Mayor Beutler, I know that wasn't you on the phone last night after I went to bed, but I'm holding you responsible. The call I received came way too late, and my call wasn't even
that late. John Spatz
got his call just after 3:00am. Had that happened to me I would have driven straight over to Mayor Beutler's house and ... well, no, I probably wouldn't have done anything. But I would have been
pissed. I was angry enough as it was.
I understand why Lincoln uses robocalls as part of its
emergency management strategy. They can be a quick and relatively cheap way to get vital information out to the public. Fair enough. But nothing -- NOTHING -- about a forecast that calls for four or five inches of snow overnight requires a phone call between 10:00pm and 8:00am. A tornado warning is one thing; a few flakes aren't going to kill anybody who is snuggled into their bed.
I suppose City officials will try to claim that the information provided in the phone calls was important. Baloney. Not a single word in the recorded message was relevant to me or my family. Nor, I suspect, was it relevant to the vast majority of you -- at least not in the middle of the night. A snow emergency announcement just isn't very important. I can't park in certain places? No biggie. It's certainly not something I need to be woken up for. Particularly since the snow emergency was announced at 1:00pm on Sunday, and it was broadcast through every media outlet in and around Lincoln.

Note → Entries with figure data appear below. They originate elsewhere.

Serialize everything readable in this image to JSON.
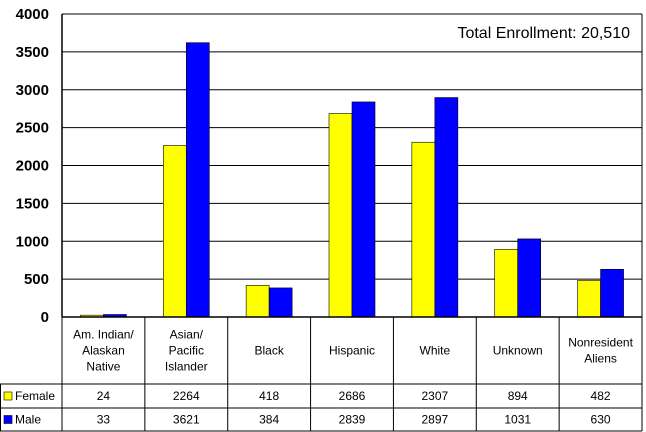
{
  "chart_data": {
    "type": "bar",
    "annotation": "Total Enrollment: 20,510",
    "categories": [
      [
        "Am. Indian/",
        "Alaskan",
        "Native"
      ],
      [
        "Asian/",
        "Pacific",
        "Islander"
      ],
      [
        "Black"
      ],
      [
        "Hispanic"
      ],
      [
        "White"
      ],
      [
        "Unknown"
      ],
      [
        "Nonresident",
        "Aliens"
      ]
    ],
    "series": [
      {
        "name": "Female",
        "color": "#ffff00",
        "values": [
          24,
          2264,
          418,
          2686,
          2307,
          894,
          482
        ]
      },
      {
        "name": "Male",
        "color": "#0000ff",
        "values": [
          33,
          3621,
          384,
          2839,
          2897,
          1031,
          630
        ]
      }
    ],
    "ylim": [
      0,
      4000
    ],
    "yticks": [
      0,
      500,
      1000,
      1500,
      2000,
      2500,
      3000,
      3500,
      4000
    ],
    "grid": true,
    "data_table": true
  }
}
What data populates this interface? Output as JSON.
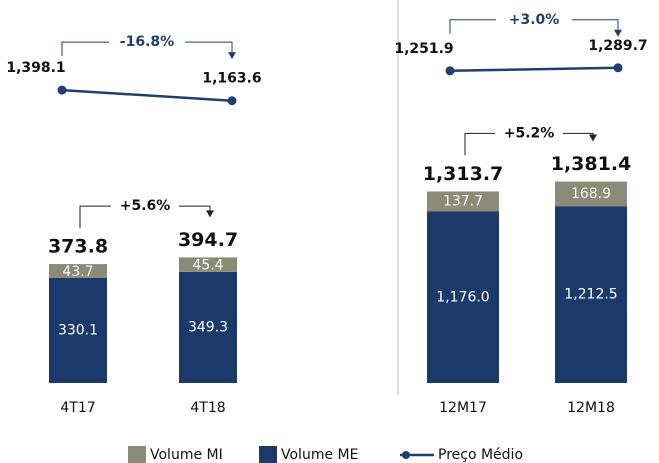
{
  "chart_data": [
    {
      "type": "bar",
      "stacked": true,
      "categories": [
        "4T17",
        "4T18"
      ],
      "series": [
        {
          "name": "Volume MI",
          "color": "#8c8b78",
          "values": [
            43.7,
            45.4
          ]
        },
        {
          "name": "Volume ME",
          "color": "#1b3a6b",
          "values": [
            330.1,
            349.3
          ]
        },
        {
          "name": "Preço Médio",
          "color": "#1f3f6e",
          "type": "line",
          "axis": "y2",
          "values": [
            1398.1,
            1163.6
          ],
          "value_labels": [
            "1,398.1",
            "1,163.6"
          ]
        }
      ],
      "totals": [
        373.8,
        394.7
      ],
      "ylim": [
        0,
        1100
      ],
      "y2lim": [
        300,
        2500
      ],
      "bar_change": "+5.6%",
      "line_change": "-16.8%"
    },
    {
      "type": "bar",
      "stacked": true,
      "categories": [
        "12M17",
        "12M18"
      ],
      "series": [
        {
          "name": "Volume MI",
          "color": "#8c8b78",
          "values": [
            137.7,
            168.9
          ]
        },
        {
          "name": "Volume ME",
          "color": "#1b3a6b",
          "values": [
            1176.0,
            1212.5
          ],
          "value_labels": [
            "1,176.0",
            "1,212.5"
          ]
        },
        {
          "name": "Preço Médio",
          "color": "#1f3f6e",
          "type": "line",
          "axis": "y2",
          "values": [
            1251.9,
            1289.7
          ],
          "value_labels": [
            "1,251.9",
            "1,289.7"
          ]
        }
      ],
      "totals": [
        1313.7,
        1381.4
      ],
      "total_labels": [
        "1,313.7",
        "1,381.4"
      ],
      "ylim": [
        0,
        2400
      ],
      "y2lim": [
        380,
        1640
      ],
      "bar_change": "+5.2%",
      "line_change": "+3.0%"
    }
  ]
}
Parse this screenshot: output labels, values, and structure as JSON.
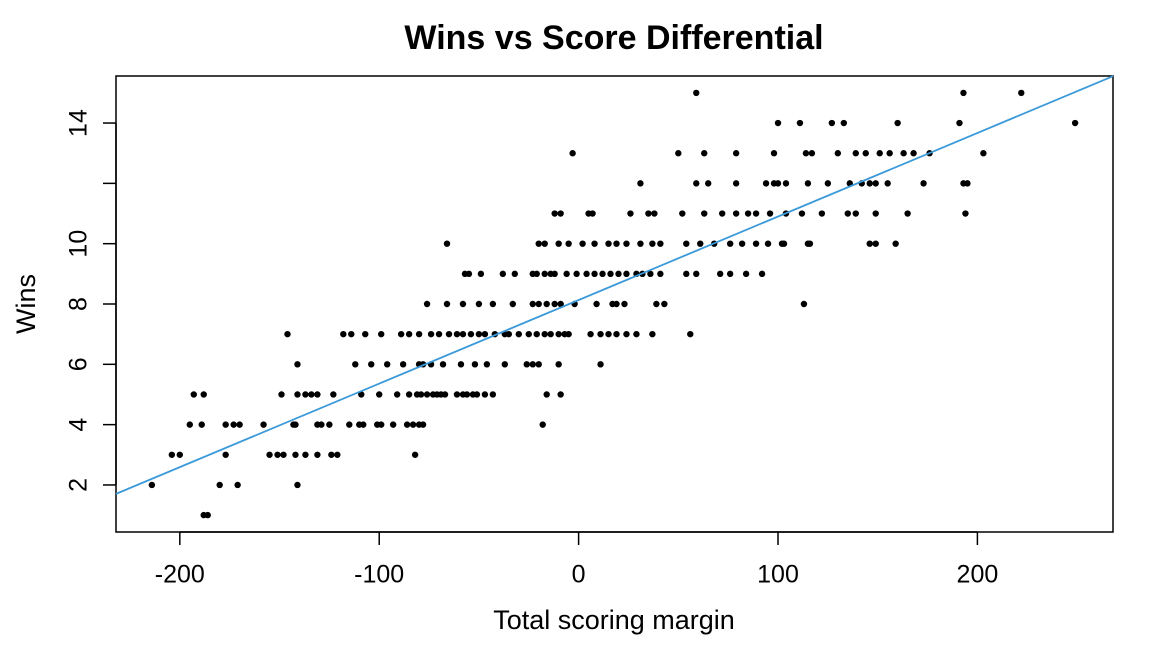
{
  "chart_data": {
    "type": "scatter",
    "title": "Wins vs Score Differential",
    "xlabel": "Total scoring margin",
    "ylabel": "Wins",
    "xlim": [
      -232,
      268
    ],
    "ylim": [
      0.44,
      15.56
    ],
    "xticks": [
      -200,
      -100,
      0,
      100,
      200
    ],
    "yticks": [
      2,
      4,
      6,
      8,
      10,
      {
        "value": 12,
        "label": null
      },
      14
    ],
    "color": "#000000",
    "trendline": {
      "intercept": 8.13,
      "slope": 0.0277,
      "color": "#3a9ad9"
    },
    "x": [
      -188,
      -186,
      -214,
      -180,
      -171,
      -141,
      -204,
      -200,
      -177,
      -155,
      -151,
      -148,
      -142,
      -137,
      -131,
      -124,
      -121,
      -82,
      -195,
      -189,
      -177,
      -173,
      -170,
      -158,
      -143,
      -142,
      -131,
      -129,
      -125,
      -115,
      -110,
      -108,
      -101,
      -99,
      -93,
      -86,
      -83,
      -80,
      -78,
      -18,
      -193,
      -188,
      -149,
      -141,
      -137,
      -134,
      -131,
      -123,
      -109,
      -100,
      -91,
      -85,
      -81,
      -79,
      -76,
      -73,
      -71,
      -69,
      -67,
      -61,
      -58,
      -56,
      -53,
      -51,
      -47,
      -43,
      -16,
      -9,
      -141,
      -112,
      -104,
      -96,
      -88,
      -80,
      -78,
      -74,
      -68,
      -59,
      -52,
      -46,
      -37,
      -26,
      -23,
      -20,
      -10,
      11,
      -146,
      -118,
      -114,
      -107,
      -99,
      -89,
      -85,
      -80,
      -74,
      -70,
      -65,
      -61,
      -58,
      -54,
      -50,
      -47,
      -42,
      -37,
      -35,
      -30,
      -25,
      -21,
      -17,
      -14,
      -10,
      -7,
      -5,
      6,
      11,
      15,
      19,
      24,
      29,
      37,
      56,
      -76,
      -66,
      -58,
      -50,
      -43,
      -33,
      -23,
      -20,
      -16,
      -12,
      -9,
      -2,
      9,
      17,
      19,
      23,
      39,
      43,
      113,
      -57,
      -55,
      -49,
      -38,
      -32,
      -23,
      -21,
      -17,
      -14,
      -12,
      -6,
      -1,
      4,
      8,
      12,
      16,
      20,
      24,
      29,
      32,
      36,
      41,
      54,
      59,
      71,
      76,
      84,
      92,
      -66,
      -20,
      -17,
      -10,
      -5,
      2,
      8,
      15,
      19,
      24,
      31,
      37,
      41,
      54,
      61,
      68,
      76,
      82,
      89,
      95,
      102,
      103,
      115,
      116,
      146,
      149,
      159,
      -12,
      -9,
      5,
      7,
      26,
      35,
      38,
      52,
      63,
      72,
      79,
      85,
      89,
      96,
      104,
      112,
      122,
      135,
      139,
      149,
      165,
      194,
      31,
      59,
      65,
      79,
      94,
      98,
      100,
      104,
      115,
      125,
      136,
      142,
      146,
      149,
      155,
      173,
      193,
      195,
      -3,
      50,
      63,
      79,
      98,
      114,
      117,
      130,
      139,
      144,
      151,
      156,
      163,
      168,
      176,
      203,
      100,
      111,
      127,
      133,
      160,
      191,
      249,
      59,
      193,
      222
    ],
    "values": [
      1,
      1,
      2,
      2,
      2,
      2,
      3,
      3,
      3,
      3,
      3,
      3,
      3,
      3,
      3,
      3,
      3,
      3,
      4,
      4,
      4,
      4,
      4,
      4,
      4,
      4,
      4,
      4,
      4,
      4,
      4,
      4,
      4,
      4,
      4,
      4,
      4,
      4,
      4,
      4,
      5,
      5,
      5,
      5,
      5,
      5,
      5,
      5,
      5,
      5,
      5,
      5,
      5,
      5,
      5,
      5,
      5,
      5,
      5,
      5,
      5,
      5,
      5,
      5,
      5,
      5,
      5,
      5,
      6,
      6,
      6,
      6,
      6,
      6,
      6,
      6,
      6,
      6,
      6,
      6,
      6,
      6,
      6,
      6,
      6,
      6,
      7,
      7,
      7,
      7,
      7,
      7,
      7,
      7,
      7,
      7,
      7,
      7,
      7,
      7,
      7,
      7,
      7,
      7,
      7,
      7,
      7,
      7,
      7,
      7,
      7,
      7,
      7,
      7,
      7,
      7,
      7,
      7,
      7,
      7,
      7,
      8,
      8,
      8,
      8,
      8,
      8,
      8,
      8,
      8,
      8,
      8,
      8,
      8,
      8,
      8,
      8,
      8,
      8,
      8,
      9,
      9,
      9,
      9,
      9,
      9,
      9,
      9,
      9,
      9,
      9,
      9,
      9,
      9,
      9,
      9,
      9,
      9,
      9,
      9,
      9,
      9,
      9,
      9,
      9,
      9,
      9,
      9,
      10,
      10,
      10,
      10,
      10,
      10,
      10,
      10,
      10,
      10,
      10,
      10,
      10,
      10,
      10,
      10,
      10,
      10,
      10,
      10,
      10,
      10,
      10,
      10,
      10,
      10,
      10,
      11,
      11,
      11,
      11,
      11,
      11,
      11,
      11,
      11,
      11,
      11,
      11,
      11,
      11,
      11,
      11,
      11,
      11,
      11,
      11,
      11,
      11,
      12,
      12,
      12,
      12,
      12,
      12,
      12,
      12,
      12,
      12,
      12,
      12,
      12,
      12,
      12,
      12,
      12,
      12,
      13,
      13,
      13,
      13,
      13,
      13,
      13,
      13,
      13,
      13,
      13,
      13,
      13,
      13,
      13,
      13,
      14,
      14,
      14,
      14,
      14,
      14,
      14,
      15,
      15,
      15
    ]
  }
}
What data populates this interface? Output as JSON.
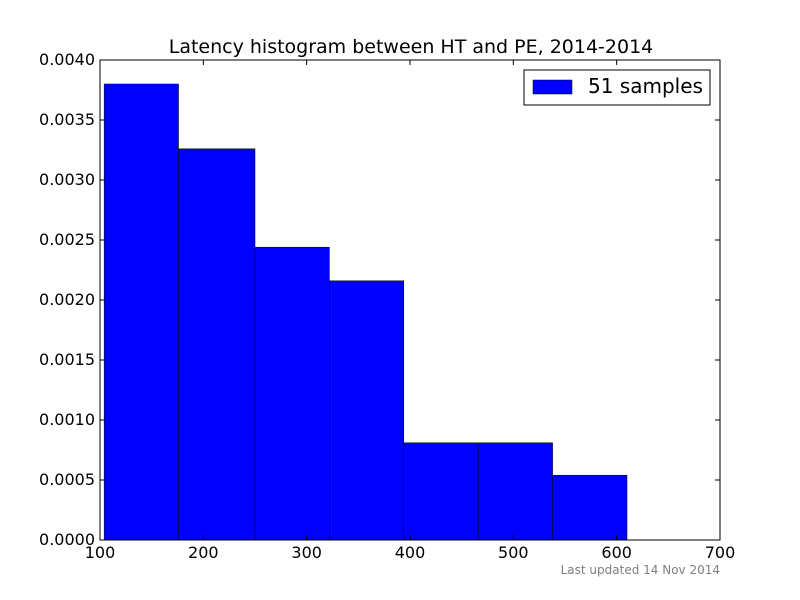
{
  "chart_data": {
    "type": "bar",
    "title": "Latency histogram between HT and PE, 2014-2014",
    "xlabel": "",
    "ylabel": "",
    "xlim": [
      100,
      700
    ],
    "ylim": [
      0,
      0.004
    ],
    "x_ticks": [
      100,
      200,
      300,
      400,
      500,
      600,
      700
    ],
    "x_tick_labels": [
      "100",
      "200",
      "300",
      "400",
      "500",
      "600",
      "700"
    ],
    "y_ticks": [
      0,
      0.0005,
      0.001,
      0.0015,
      0.002,
      0.0025,
      0.003,
      0.0035,
      0.004
    ],
    "y_tick_labels": [
      "0.0000",
      "0.0005",
      "0.0010",
      "0.0015",
      "0.0020",
      "0.0025",
      "0.0030",
      "0.0035",
      "0.0040"
    ],
    "bin_edges": [
      104,
      176,
      250,
      322,
      394,
      466,
      538,
      610
    ],
    "series": [
      {
        "name": "51 samples",
        "values": [
          0.0038,
          0.00326,
          0.00244,
          0.00216,
          0.00081,
          0.00081,
          0.00054
        ],
        "color": "#0000ff"
      }
    ],
    "grid": false,
    "legend_position": "top-right",
    "footer": "Last updated 14 Nov 2014"
  }
}
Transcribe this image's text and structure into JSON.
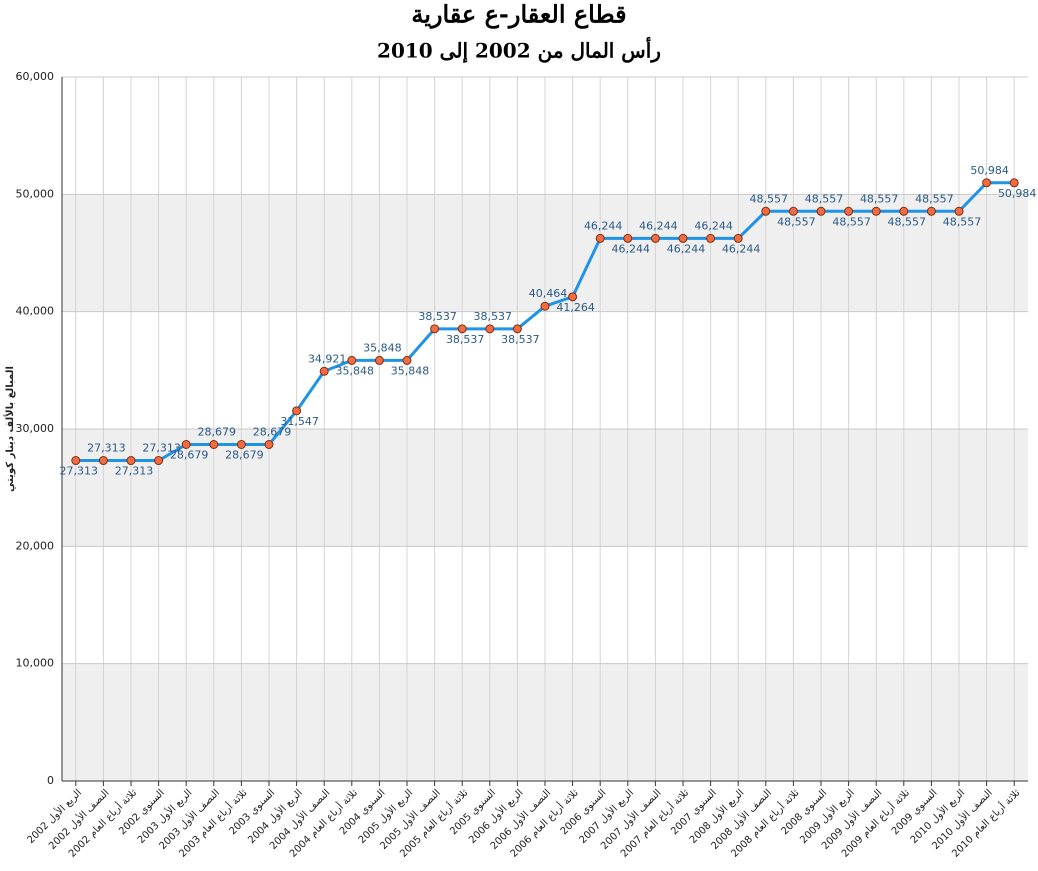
{
  "chart_data": {
    "type": "line",
    "title": "قطاع العقار-ع عقارية",
    "subtitle": "رأس المال من 2002 إلى 2010",
    "y_label": "المبالغ بالألف دينار كويتي",
    "categories": [
      "الربع الأول 2002",
      "النصف الأول 2002",
      "ثلاثة أرباع العام 2002",
      "السنوي 2002",
      "الربع الأول 2003",
      "النصف الأول 2003",
      "ثلاثة أرباع العام 2003",
      "السنوي 2003",
      "الربع الأول 2004",
      "النصف الأول 2004",
      "ثلاثة أرباع العام 2004",
      "السنوي 2004",
      "الربع الأول 2005",
      "النصف الأول 2005",
      "ثلاثة أرباع العام 2005",
      "السنوي 2005",
      "الربع الأول 2006",
      "النصف الأول 2006",
      "ثلاثة أرباع العام 2006",
      "السنوي 2006",
      "الربع الأول 2007",
      "النصف الأول 2007",
      "ثلاثة أرباع العام 2007",
      "السنوي 2007",
      "الربع الأول 2008",
      "النصف الأول 2008",
      "ثلاثة أرباع العام 2008",
      "السنوي 2008",
      "الربع الأول 2009",
      "النصف الأول 2009",
      "ثلاثة أرباع العام 2009",
      "السنوي 2009",
      "الربع الأول 2010",
      "النصف الأول 2010",
      "ثلاثة أرباع العام 2010"
    ],
    "values": [
      27313,
      27313,
      27313,
      27313,
      28679,
      28679,
      28679,
      28679,
      31547,
      34921,
      35848,
      35848,
      35848,
      38537,
      38537,
      38537,
      38537,
      40464,
      41264,
      46244,
      46244,
      46244,
      46244,
      46244,
      46244,
      48557,
      48557,
      48557,
      48557,
      48557,
      48557,
      48557,
      48557,
      50984,
      50984
    ],
    "value_labels": [
      "27,313",
      "27,313",
      "27,313",
      "27,313",
      "28,679",
      "28,679",
      "28,679",
      "28,679",
      "31,547",
      "34,921",
      "35,848",
      "35,848",
      "35,848",
      "38,537",
      "38,537",
      "38,537",
      "38,537",
      "40,464",
      "41,264",
      "46,244",
      "46,244",
      "46,244",
      "46,244",
      "46,244",
      "46,244",
      "48,557",
      "48,557",
      "48,557",
      "48,557",
      "48,557",
      "48,557",
      "48,557",
      "48,557",
      "50,984",
      "50,984"
    ],
    "color": "#1f93e6",
    "marker_color": "#f26b43",
    "ylim": [
      0,
      60000
    ],
    "yticks": [
      0,
      {
        "value": 10000,
        "label": "10,000"
      },
      {
        "value": 20000,
        "label": "20,000"
      },
      {
        "value": 30000,
        "label": "30,000"
      },
      {
        "value": 40000,
        "label": "40,000"
      },
      {
        "value": 50000,
        "label": "50,000"
      },
      {
        "value": 60000,
        "label": "60,000"
      }
    ],
    "grid": true
  }
}
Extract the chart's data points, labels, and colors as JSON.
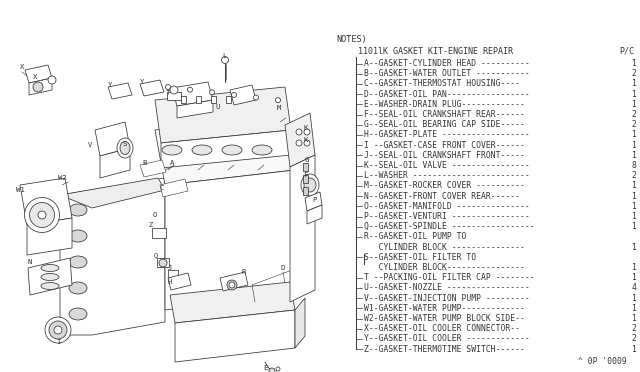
{
  "bg_color": "#ffffff",
  "notes_label": "NOTES)",
  "title_line": "1101lK GASKET KIT-ENGINE REPAIR",
  "pc_label": "P/C",
  "parts": [
    {
      "text": "A--GASKET-CYLINDER HEAD ----------",
      "qty": "1",
      "indent": false
    },
    {
      "text": "B--GASKET-WATER OUTLET -----------",
      "qty": "2",
      "indent": false
    },
    {
      "text": "C--GASKET-THERMOSTAT HOUSING----",
      "qty": "1",
      "indent": false
    },
    {
      "text": "D--GASKET-OIL PAN-----------------",
      "qty": "1",
      "indent": false
    },
    {
      "text": "E--WASHER-DRAIN PLUG-------------",
      "qty": "1",
      "indent": false
    },
    {
      "text": "F--SEAL-OIL CRANKSHAFT REAR------",
      "qty": "2",
      "indent": false
    },
    {
      "text": "G--SEAL-OIL BEARING CAP SIDE-----",
      "qty": "2",
      "indent": false
    },
    {
      "text": "H--GASKET-PLATE ------------------",
      "qty": "1",
      "indent": false
    },
    {
      "text": "I --GASKET-CASE FRONT COVER------",
      "qty": "1",
      "indent": false
    },
    {
      "text": "J--SEAL-OIL CRANKSHAFT FRONT-----",
      "qty": "1",
      "indent": false
    },
    {
      "text": "K--SEAL-OIL VALVE ----------------",
      "qty": "8",
      "indent": false
    },
    {
      "text": "L--WASHER ------------------------",
      "qty": "2",
      "indent": false
    },
    {
      "text": "M--GASKET-ROCKER COVER ----------",
      "qty": "1",
      "indent": false
    },
    {
      "text": "N--GASKET-FRONT COVER REAR------",
      "qty": "1",
      "indent": false
    },
    {
      "text": "O--GASKET-MANIFOLD ---------------",
      "qty": "1",
      "indent": false
    },
    {
      "text": "P--GASKET-VENTURI ----------------",
      "qty": "1",
      "indent": false
    },
    {
      "text": "Q--GASKET-SPINDLE -----------------",
      "qty": "1",
      "indent": false
    },
    {
      "text": "R--GASKET-OIL PUMP TO",
      "qty": "",
      "indent": false
    },
    {
      "text": "   CYLINDER BLOCK ---------------",
      "qty": "1",
      "indent": true
    },
    {
      "text": "S--GASKET-OIL FILTER TO",
      "qty": "",
      "indent": false
    },
    {
      "text": "   CYLINDER BLOCK----------------",
      "qty": "1",
      "indent": true
    },
    {
      "text": "T --PACKING-OIL FILTER CAP --------",
      "qty": "1",
      "indent": false
    },
    {
      "text": "U--GASKET-NOZZLE -----------------",
      "qty": "4",
      "indent": false
    },
    {
      "text": "V--GASKET-INJECTION PUMP ---------",
      "qty": "1",
      "indent": false
    },
    {
      "text": "W1-GASKET-WATER PUMP-------------",
      "qty": "1",
      "indent": false
    },
    {
      "text": "W2-GASKET-WATER PUMP BLOCK SIDE--",
      "qty": "1",
      "indent": false
    },
    {
      "text": "X--GASKET-OIL COOLER CONNECTOR--",
      "qty": "2",
      "indent": false
    },
    {
      "text": "Y--GASKET-OIL COOLER -------------",
      "qty": "2",
      "indent": false
    },
    {
      "text": "Z--GASKET-THERMOTIME SWITCH------",
      "qty": "1",
      "indent": false
    }
  ],
  "footer": "^ 0P '0009",
  "lc": "#333333",
  "fs": 5.8,
  "lh": 10.2
}
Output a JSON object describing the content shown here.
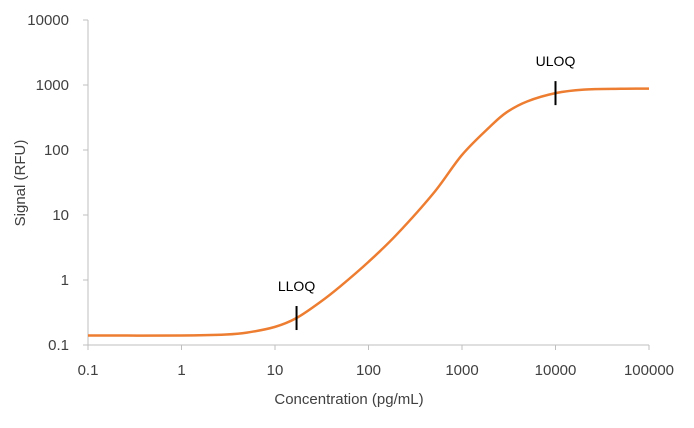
{
  "chart_data": {
    "type": "line",
    "title": "",
    "xlabel": "Concentration (pg/mL)",
    "ylabel": "Signal (RFU)",
    "xscale": "log",
    "yscale": "log",
    "xlim": [
      0.1,
      100000
    ],
    "ylim": [
      0.1,
      10000
    ],
    "x_ticks": [
      "0.1",
      "1",
      "10",
      "100",
      "1000",
      "10000",
      "100000"
    ],
    "y_ticks": [
      "0.1",
      "1",
      "10",
      "100",
      "1000",
      "10000"
    ],
    "grid": false,
    "legend": "none",
    "line_color": "#ED7D31",
    "series": [
      {
        "x": [
          0.1,
          1,
          3,
          5,
          10,
          17,
          30,
          50,
          100,
          200,
          500,
          1000,
          2000,
          3000,
          5000,
          10000,
          20000,
          50000,
          100000
        ],
        "y": [
          0.14,
          0.14,
          0.145,
          0.155,
          0.19,
          0.26,
          0.45,
          0.8,
          1.9,
          5,
          22,
          84,
          230,
          380,
          560,
          750,
          850,
          875,
          880
        ]
      }
    ],
    "annotations": [
      {
        "label": "LLOQ",
        "x": 17,
        "y": 0.26
      },
      {
        "label": "ULOQ",
        "x": 10000,
        "y": 750
      }
    ]
  }
}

Look, the point is that waking people up in the middle of the night to tell them "Hey! It's snowing outside!" is just plain dumb. That whole October 1997 thing? Yeah, now
that was a snowstorm to wake up people in the middle of the night for. But that was unique because of the storm's scale, its damage, and -- this is important -- the fact that it was
way more feisty than what forecasters predicted. Exploding trees, downed power lines, and general chaos are worthy of sounding the alarms; five inches of the fluffy stuff, not so much.
Mayor Beutler's crew blew this one and he owes Lincolnites an apology, along with a clear explanation of the policies he is putting in place to ensure this goofiness doesn't happen again. Is it really a big deal? No, not in the grand scheme of things. But these little annoyances go a long way toward shaping public perceptions of local government. This is easy to fix. Fix it.